Или взять того же Кемирчека, Длинного малого. О нем, правда, Сунер толком ничего не знает. Маленький, будто скрюченный, Кемирчек, как говорят, зимой и летом одним цветом — всегда в замызганном промасленном комбинезоне, который так пропитан маслом и соляркой, что блестит и лоснится, словно скроен из жести. Карманы всегда набиты разными гайками, болтами, железками, которые звенят и стучат на каждом шагу… Вспоминает Сунер один случай. Всю осень Кемирчек работал на вспашке. Сменщиком у него был тракторист Берден. И вот Берден куда-то исчез и три дня не появлялся. И все три дня Кемирчек пахал один. На третий день к вечеру сильно похолодало. Кемирчек остановил трактор, чтобы закрыть жалюзи на радиаторе… Потом сам он рассказывал: «Помню, на землю ступил, а что дальше — ничего не помню». Хорошо, заявился Берден и разбудил его, а то наверняка плохо бы это для Кемирчека кончилось. Другой за такие дела сожрал бы Бердена с потрохами, а Кемирчек и бровью не повел. Сказал только, чтобы Берден жалюзи закрыл, и поплелся домой, раскачиваясь, словно после изрядной попойки.
…Трактор фырчит, выпуская сизый дымок.
Черная собачонка Бёксе снова пристраивается за колесом сеялки.
Бёксе и Иван становятся на подножки и резко вскидывают руки: «Давай!»
Кемирчек, оглядев свой караван, прячется в кабине.
Трактор трогается и снова тащит, увязая в мягкой земле и задыхаясь от пыли, грохочущие сеялки.
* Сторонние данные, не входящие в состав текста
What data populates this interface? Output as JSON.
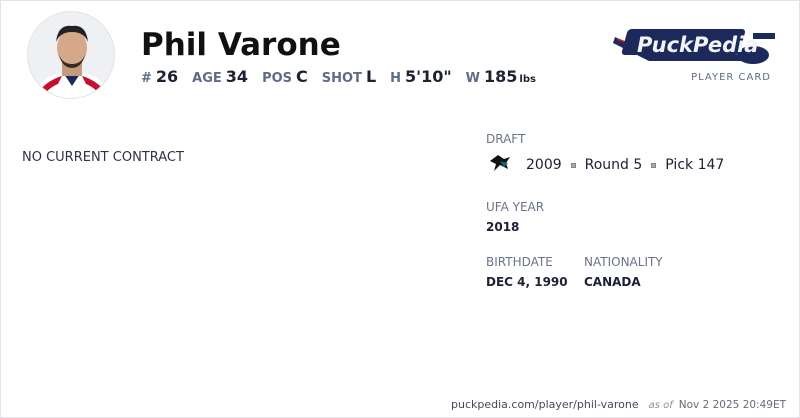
{
  "player": {
    "name": "Phil Varone",
    "number_label": "#",
    "number": "26",
    "age_label": "AGE",
    "age": "34",
    "pos_label": "POS",
    "pos": "C",
    "shot_label": "SHOT",
    "shot": "L",
    "height_label": "H",
    "height": "5'10\"",
    "weight_label": "W",
    "weight": "185",
    "weight_unit": "lbs"
  },
  "brand": {
    "logo_text": "PuckPedia",
    "card_label": "PLAYER CARD"
  },
  "contract": {
    "status": "NO CURRENT CONTRACT"
  },
  "draft": {
    "label": "DRAFT",
    "team_icon": "sharks-logo-icon",
    "year": "2009",
    "round": "Round 5",
    "pick": "Pick 147"
  },
  "ufa": {
    "label": "UFA YEAR",
    "value": "2018"
  },
  "birthdate": {
    "label": "BIRTHDATE",
    "value": "DEC 4, 1990"
  },
  "nationality": {
    "label": "NATIONALITY",
    "value": "CANADA"
  },
  "footer": {
    "url": "puckpedia.com/player/phil-varone",
    "as_of": "as of",
    "timestamp": "Nov 2 2025 20:49ET"
  }
}
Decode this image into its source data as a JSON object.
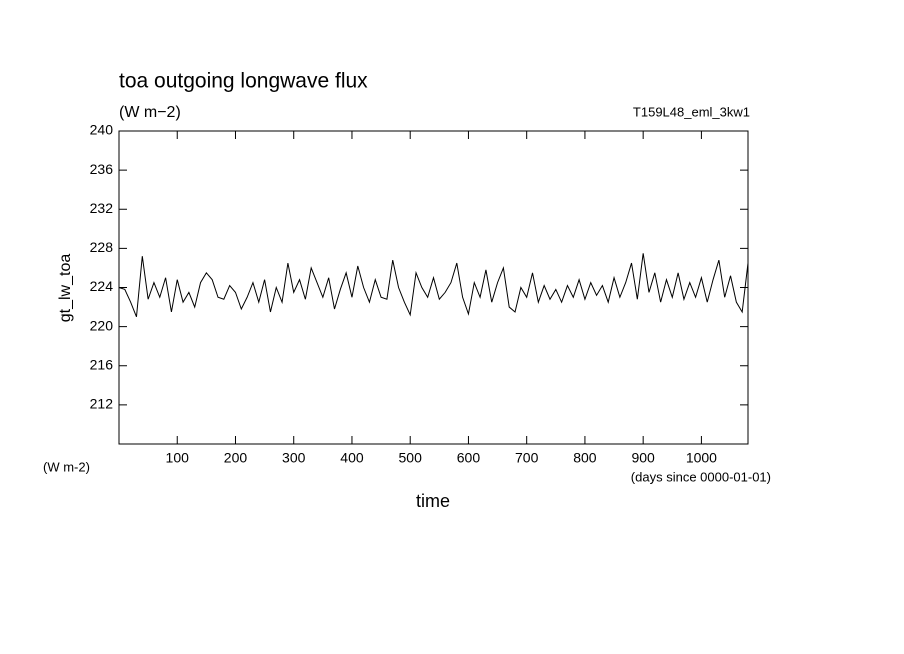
{
  "chart_data": {
    "type": "line",
    "title": "toa outgoing longwave flux",
    "subtitle": "(W m−2)",
    "experiment": "T159L48_eml_3kw1",
    "ylabel": "gt_lw_toa",
    "yunit": "(W m-2)",
    "xlabel": "time",
    "xunit": "(days since 0000-01-01)",
    "x": [
      0,
      10,
      20,
      30,
      40,
      50,
      60,
      70,
      80,
      90,
      100,
      110,
      120,
      130,
      140,
      150,
      160,
      170,
      180,
      190,
      200,
      210,
      220,
      230,
      240,
      250,
      260,
      270,
      280,
      290,
      300,
      310,
      320,
      330,
      340,
      350,
      360,
      370,
      380,
      390,
      400,
      410,
      420,
      430,
      440,
      450,
      460,
      470,
      480,
      490,
      500,
      510,
      520,
      530,
      540,
      550,
      560,
      570,
      580,
      590,
      600,
      610,
      620,
      630,
      640,
      650,
      660,
      670,
      680,
      690,
      700,
      710,
      720,
      730,
      740,
      750,
      760,
      770,
      780,
      790,
      800,
      810,
      820,
      830,
      840,
      850,
      860,
      870,
      880,
      890,
      900,
      910,
      920,
      930,
      940,
      950,
      960,
      970,
      980,
      990,
      1000,
      1010,
      1020,
      1030,
      1040,
      1050,
      1060,
      1070,
      1080
    ],
    "series": [
      {
        "name": "gt_lw_toa",
        "color": "#000000",
        "values": [
          224,
          223.8,
          222.5,
          221,
          227.2,
          222.8,
          224.5,
          223,
          225,
          221.5,
          224.8,
          222.5,
          223.5,
          222,
          224.5,
          225.5,
          224.8,
          223,
          222.8,
          224.2,
          223.5,
          221.8,
          223,
          224.5,
          222.5,
          224.8,
          221.5,
          224,
          222.5,
          226.5,
          223.5,
          224.8,
          222.8,
          226,
          224.5,
          223,
          225,
          221.8,
          223.8,
          225.5,
          223,
          226.2,
          224,
          222.5,
          224.8,
          223,
          222.8,
          226.8,
          224,
          222.5,
          221.2,
          225.5,
          224,
          223,
          225,
          222.8,
          223.5,
          224.5,
          226.5,
          223,
          221.3,
          224.5,
          223,
          225.8,
          222.5,
          224.5,
          226,
          222,
          221.5,
          224,
          223,
          225.5,
          222.5,
          224.2,
          222.8,
          223.8,
          222.5,
          224.2,
          223,
          224.8,
          222.8,
          224.5,
          223.2,
          224.2,
          222.5,
          225,
          223,
          224.5,
          226.5,
          222.8,
          227.5,
          223.5,
          225.5,
          222.5,
          224.8,
          223,
          225.5,
          222.8,
          224.5,
          223,
          225,
          222.5,
          224.8,
          226.8,
          223,
          225.2,
          222.5,
          221.5,
          226.5
        ]
      }
    ],
    "xlim": [
      0,
      1080
    ],
    "ylim": [
      208,
      240
    ],
    "xticks": [
      100,
      200,
      300,
      400,
      500,
      600,
      700,
      800,
      900,
      1000
    ],
    "yticks": [
      212,
      216,
      220,
      224,
      228,
      232,
      236,
      240
    ]
  }
}
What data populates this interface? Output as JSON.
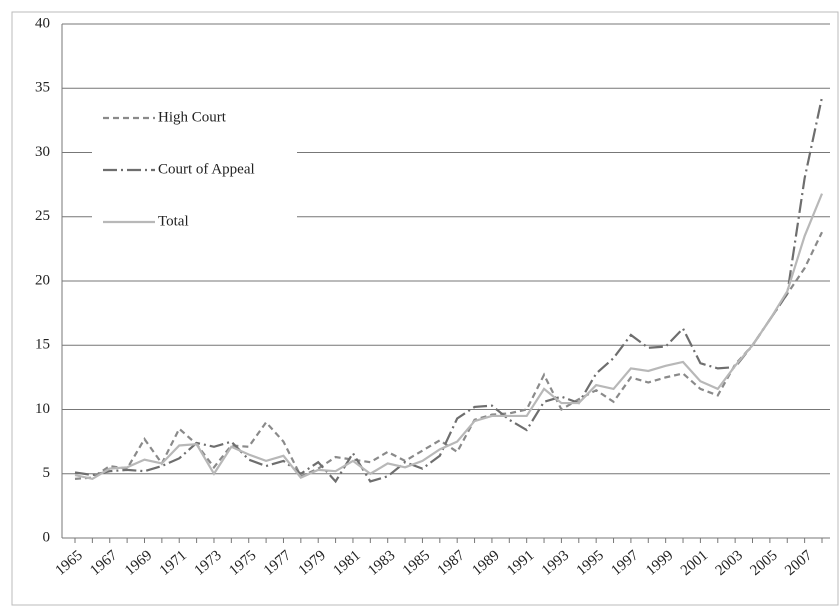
{
  "chart_data": {
    "type": "line",
    "categories": [
      "1965",
      null,
      "1967",
      null,
      "1969",
      null,
      "1971",
      null,
      "1973",
      null,
      "1975",
      null,
      "1977",
      null,
      "1979",
      null,
      "1981",
      null,
      "1983",
      null,
      "1985",
      null,
      "1987",
      null,
      "1989",
      null,
      "1991",
      null,
      "1993",
      null,
      "1995",
      null,
      "1997",
      null,
      "1999",
      null,
      "2001",
      null,
      "2003",
      null,
      "2005",
      null,
      "2007",
      null
    ],
    "series": [
      {
        "name": "High Court",
        "color": "#8a8a8a",
        "dash": "6,4",
        "values": [
          4.6,
          4.7,
          5.6,
          5.4,
          7.7,
          5.8,
          8.5,
          7.3,
          5.5,
          7.2,
          7.1,
          9.0,
          7.5,
          4.8,
          5.4,
          6.3,
          6.1,
          5.9,
          6.7,
          6.0,
          6.8,
          7.6,
          6.7,
          9.2,
          9.6,
          9.7,
          10.0,
          12.7,
          10.0,
          10.8,
          11.5,
          10.6,
          12.5,
          12.1,
          12.5,
          12.8,
          11.6,
          11.1,
          13.5,
          15.0,
          17.0,
          19.0,
          21.0,
          23.8
        ]
      },
      {
        "name": "Court of Appeal",
        "color": "#6e6e6e",
        "dash": "14,4,2,4",
        "values": [
          5.1,
          4.9,
          5.2,
          5.3,
          5.2,
          5.6,
          6.2,
          7.4,
          7.1,
          7.5,
          6.1,
          5.6,
          6.0,
          5.0,
          5.9,
          4.4,
          6.6,
          4.4,
          4.8,
          5.9,
          5.4,
          6.4,
          9.3,
          10.2,
          10.3,
          9.2,
          8.4,
          10.6,
          11.0,
          10.5,
          12.8,
          14.0,
          15.8,
          14.8,
          14.9,
          16.3,
          13.6,
          13.2,
          13.3,
          15.0,
          17.0,
          19.0,
          28.0,
          34.3
        ]
      },
      {
        "name": "Total",
        "color": "#b8b8b8",
        "dash": "none",
        "values": [
          4.9,
          4.6,
          5.4,
          5.5,
          6.1,
          5.8,
          7.2,
          7.3,
          5.0,
          7.1,
          6.5,
          6.0,
          6.4,
          4.7,
          5.3,
          5.2,
          6.0,
          5.0,
          5.8,
          5.5,
          6.0,
          6.9,
          7.5,
          9.1,
          9.5,
          9.5,
          9.5,
          11.6,
          10.5,
          10.5,
          11.9,
          11.6,
          13.2,
          13.0,
          13.4,
          13.7,
          12.2,
          11.6,
          13.4,
          15.0,
          17.0,
          19.2,
          23.5,
          26.8
        ]
      }
    ],
    "ylim": [
      0,
      40
    ],
    "yticks": [
      0,
      5,
      10,
      15,
      20,
      25,
      30,
      35,
      40
    ],
    "grid": true,
    "legend": "upper left"
  }
}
К вечеру край неба затягивают черные лохматые тучи. Они ползут так низко над землей, точно ступают по ней, вздымая пыль. Сунеру эти тучи напоминают сказочное семиголовое чудовище — Дьелбегена. Первая туча — самая большая голова чудища, а клубящиеся завитки — другие головы. Мощно движется эта громада. За нею скачет грозная беспощадная орда — с пиками наперевес, со вскинутыми мечами, и, кажется, нет такой силы, которая смогла бы противостоять этому нашествию. Лишь среди них безбоязненно горит одинокая тусклая звездочка. Она то померкнет, точно срубленная мечом какого-нибудь воина, то вновь заблестит, словно бросает вызов: «Что — взяли?»